There is one additional thread to consider here, namely, with some browsers,
systems, and GPU combinations, the super-sampling anti-aliasing is not
accessible in WebGL. In such situations we could use a post-processing
anti-aliasing techniques, such as [FXAA][1] or [SMAA][2], however, the resulting
image quality will be even worse. We could also use custom multi-sampled render
buffers for implementing [multi-sampled depth buffers][3]. [1]
https://github.com/mitsuhiko/webgl-meincraft/blob/master/assets/shaders/fxaa.glsl
[2]
http://www.iryoku.com/papers/SMAA-Enhanced-Subpixel-Morphological-Antialiasing.pdf
[3]
https://stackoverflow.com/questions/50613696/whats-the-purpose-of-multisample-renderbuffers

- Rendering. May be 9x - 16x slower than architecture (A), depending on
  multi-sampling level. Also, the final image quality and edge sharpness will be
  lower. There is, however, an open question, whether there is an SDF-suitable
  depth-buffer sorting technique which would not cause such downsides (maybe
  involving SDF-based depth buffer). Currently, we don't know of any such
  technique.

- Changing attribute & GPU memory consumption. Fast with low memory consumption.
  The same as with architecture (A), (B), or (C).

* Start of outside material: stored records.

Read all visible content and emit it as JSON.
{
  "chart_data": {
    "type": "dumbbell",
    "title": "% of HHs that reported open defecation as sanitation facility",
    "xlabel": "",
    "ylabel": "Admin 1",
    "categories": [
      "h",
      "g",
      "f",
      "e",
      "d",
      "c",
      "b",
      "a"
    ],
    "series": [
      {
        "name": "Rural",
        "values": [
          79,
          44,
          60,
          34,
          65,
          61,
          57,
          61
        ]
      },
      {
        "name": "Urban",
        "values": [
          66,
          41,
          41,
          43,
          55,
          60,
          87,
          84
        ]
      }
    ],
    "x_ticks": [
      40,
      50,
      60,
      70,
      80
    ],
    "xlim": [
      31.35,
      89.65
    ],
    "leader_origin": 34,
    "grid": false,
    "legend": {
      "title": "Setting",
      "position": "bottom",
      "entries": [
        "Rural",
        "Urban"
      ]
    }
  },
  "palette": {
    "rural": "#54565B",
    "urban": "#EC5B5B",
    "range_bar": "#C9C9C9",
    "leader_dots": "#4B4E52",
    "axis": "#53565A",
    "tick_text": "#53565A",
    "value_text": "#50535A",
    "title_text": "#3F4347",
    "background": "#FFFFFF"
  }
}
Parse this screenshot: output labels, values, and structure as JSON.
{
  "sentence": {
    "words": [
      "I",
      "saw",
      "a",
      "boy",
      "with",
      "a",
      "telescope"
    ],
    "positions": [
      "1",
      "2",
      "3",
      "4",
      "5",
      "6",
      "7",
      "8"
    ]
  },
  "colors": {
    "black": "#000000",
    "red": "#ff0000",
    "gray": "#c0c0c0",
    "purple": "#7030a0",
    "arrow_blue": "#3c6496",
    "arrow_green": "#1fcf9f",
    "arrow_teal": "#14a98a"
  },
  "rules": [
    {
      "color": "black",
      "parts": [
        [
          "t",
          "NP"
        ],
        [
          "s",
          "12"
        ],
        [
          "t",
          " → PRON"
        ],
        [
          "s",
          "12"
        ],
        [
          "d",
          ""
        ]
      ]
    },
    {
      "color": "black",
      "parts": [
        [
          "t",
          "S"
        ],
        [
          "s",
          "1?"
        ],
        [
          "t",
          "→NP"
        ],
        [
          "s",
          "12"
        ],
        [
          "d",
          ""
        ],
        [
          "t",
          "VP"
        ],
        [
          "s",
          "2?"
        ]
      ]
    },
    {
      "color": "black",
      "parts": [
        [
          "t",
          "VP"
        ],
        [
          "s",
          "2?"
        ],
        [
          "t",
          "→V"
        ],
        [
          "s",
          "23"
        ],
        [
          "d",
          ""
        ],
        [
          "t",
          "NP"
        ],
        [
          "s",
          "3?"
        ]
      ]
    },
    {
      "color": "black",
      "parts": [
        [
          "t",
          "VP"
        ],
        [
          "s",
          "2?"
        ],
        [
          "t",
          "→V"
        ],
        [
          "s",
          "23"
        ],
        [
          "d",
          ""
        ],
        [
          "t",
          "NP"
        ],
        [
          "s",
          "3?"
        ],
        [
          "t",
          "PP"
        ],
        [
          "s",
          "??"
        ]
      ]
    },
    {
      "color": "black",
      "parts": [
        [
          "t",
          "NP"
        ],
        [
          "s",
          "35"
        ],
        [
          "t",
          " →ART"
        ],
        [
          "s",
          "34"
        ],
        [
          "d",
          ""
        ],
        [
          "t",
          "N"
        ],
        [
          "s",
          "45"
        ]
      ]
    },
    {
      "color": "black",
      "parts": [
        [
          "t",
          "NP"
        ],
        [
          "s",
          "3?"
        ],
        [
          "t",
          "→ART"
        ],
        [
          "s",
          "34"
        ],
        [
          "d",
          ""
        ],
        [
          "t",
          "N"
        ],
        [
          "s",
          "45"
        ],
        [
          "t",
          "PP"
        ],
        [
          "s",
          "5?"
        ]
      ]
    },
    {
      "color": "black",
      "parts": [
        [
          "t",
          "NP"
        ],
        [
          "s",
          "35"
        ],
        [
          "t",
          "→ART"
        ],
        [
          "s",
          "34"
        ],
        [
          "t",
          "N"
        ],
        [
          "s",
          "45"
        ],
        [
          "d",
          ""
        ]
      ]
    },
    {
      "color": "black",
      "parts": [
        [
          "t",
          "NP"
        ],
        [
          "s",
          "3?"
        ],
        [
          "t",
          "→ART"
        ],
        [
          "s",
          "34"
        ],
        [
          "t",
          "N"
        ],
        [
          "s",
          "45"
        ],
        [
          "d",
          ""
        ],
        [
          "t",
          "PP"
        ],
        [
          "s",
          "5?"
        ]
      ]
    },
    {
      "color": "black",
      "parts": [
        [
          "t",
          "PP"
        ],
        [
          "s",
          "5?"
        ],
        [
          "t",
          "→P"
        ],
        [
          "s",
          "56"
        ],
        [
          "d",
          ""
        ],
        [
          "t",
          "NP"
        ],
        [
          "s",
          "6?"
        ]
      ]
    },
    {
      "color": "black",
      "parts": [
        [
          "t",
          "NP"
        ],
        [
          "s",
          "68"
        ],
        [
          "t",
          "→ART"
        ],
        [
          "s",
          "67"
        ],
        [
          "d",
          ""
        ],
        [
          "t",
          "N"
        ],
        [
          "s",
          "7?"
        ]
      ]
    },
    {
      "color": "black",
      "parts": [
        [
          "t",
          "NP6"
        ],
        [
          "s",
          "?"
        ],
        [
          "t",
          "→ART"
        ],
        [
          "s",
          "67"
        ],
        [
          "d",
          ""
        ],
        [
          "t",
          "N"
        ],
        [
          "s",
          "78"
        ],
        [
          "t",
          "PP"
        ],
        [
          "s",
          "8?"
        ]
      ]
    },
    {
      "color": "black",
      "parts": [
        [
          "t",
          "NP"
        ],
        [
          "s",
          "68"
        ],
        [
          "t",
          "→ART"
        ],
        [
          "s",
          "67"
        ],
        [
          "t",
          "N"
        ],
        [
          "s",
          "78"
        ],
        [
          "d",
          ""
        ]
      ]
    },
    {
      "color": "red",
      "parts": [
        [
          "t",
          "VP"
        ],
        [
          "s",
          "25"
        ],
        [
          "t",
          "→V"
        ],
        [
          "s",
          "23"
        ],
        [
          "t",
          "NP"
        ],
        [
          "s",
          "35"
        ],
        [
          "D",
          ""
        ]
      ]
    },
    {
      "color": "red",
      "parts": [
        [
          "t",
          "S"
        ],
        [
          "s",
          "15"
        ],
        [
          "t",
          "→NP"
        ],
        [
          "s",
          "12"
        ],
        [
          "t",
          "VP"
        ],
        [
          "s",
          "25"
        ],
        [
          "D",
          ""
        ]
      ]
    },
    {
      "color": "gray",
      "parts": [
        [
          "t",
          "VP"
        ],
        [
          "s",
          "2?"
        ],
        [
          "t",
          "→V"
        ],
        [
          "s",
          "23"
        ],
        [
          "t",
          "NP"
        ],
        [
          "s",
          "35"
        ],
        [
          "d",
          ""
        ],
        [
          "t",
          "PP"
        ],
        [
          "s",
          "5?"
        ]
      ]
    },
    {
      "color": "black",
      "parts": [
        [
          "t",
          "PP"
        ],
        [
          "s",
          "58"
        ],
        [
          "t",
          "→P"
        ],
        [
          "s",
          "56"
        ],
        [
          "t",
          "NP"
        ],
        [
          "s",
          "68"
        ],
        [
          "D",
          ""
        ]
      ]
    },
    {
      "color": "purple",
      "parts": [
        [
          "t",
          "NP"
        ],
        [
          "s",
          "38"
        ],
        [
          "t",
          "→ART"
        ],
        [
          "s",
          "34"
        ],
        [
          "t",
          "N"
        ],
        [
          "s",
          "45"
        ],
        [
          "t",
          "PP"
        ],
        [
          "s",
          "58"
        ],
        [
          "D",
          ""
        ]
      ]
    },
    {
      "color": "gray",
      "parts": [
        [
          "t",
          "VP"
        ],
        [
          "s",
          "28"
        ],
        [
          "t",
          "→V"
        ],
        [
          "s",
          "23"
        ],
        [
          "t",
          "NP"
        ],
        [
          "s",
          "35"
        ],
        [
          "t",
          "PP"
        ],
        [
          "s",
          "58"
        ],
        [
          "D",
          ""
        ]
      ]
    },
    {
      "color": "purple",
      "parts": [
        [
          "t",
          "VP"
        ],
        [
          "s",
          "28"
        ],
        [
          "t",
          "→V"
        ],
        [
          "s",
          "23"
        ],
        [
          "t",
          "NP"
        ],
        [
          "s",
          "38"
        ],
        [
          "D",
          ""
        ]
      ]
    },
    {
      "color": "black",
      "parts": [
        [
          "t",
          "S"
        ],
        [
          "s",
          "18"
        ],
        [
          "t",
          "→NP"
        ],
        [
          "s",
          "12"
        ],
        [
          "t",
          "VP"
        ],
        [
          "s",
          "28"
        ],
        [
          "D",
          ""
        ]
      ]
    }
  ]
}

- Visual sorting of instances (depth management). Simple and fast. Much faster
  than any other architecture listed before, as it does not require upfront
  CPU-side buffer sorting.

#### F. Using depth-peeling / dual depth-peeling algorithms.

As with architecture (C), this is a very different architecture to what is
currently implemented and might require very complex refactoring in order to be
even tested and benchmarked properly. The idea is to render the scene multiple
times, as long as some objects do overlap, by "peeling" the top-most (and
bottom-most) layers every time. See the [Interactive Order-Independent
Transparency][1], the [Order Independent Transparency with Dual Depth
Peeling][2], and the [sample WebGL implementation][3] to learn more.

[1] https://my.eng.utah.edu/~cs5610/handouts/order_independent_transparency.pdf
[2]
http://citeseerx.ist.psu.edu/viewdoc/download?doi=10.1.1.193.3485&rep=rep1&type=pdf
[3]
https://medium.com/@shrekshao_71662/dual-depth-peeling-implementation-in-webgl-11baa061ba4b

- Rendering. May be several times slower than architecture (A) due to the need
  to render the scene by peeling components. However, in contrast to the
  architecture (D), the final image quality should be as good as with
  architecture (A), (B), or (C).

- Changing attribute & GPU memory consumption. Fast with low memory consumption.
  The same as with architecture (A), (B), or (C).

- Visual sorting of instances (depth management). Simple and fast. As fast as
  architecture (E), as it does not require upfront CPU-side buffer sorting.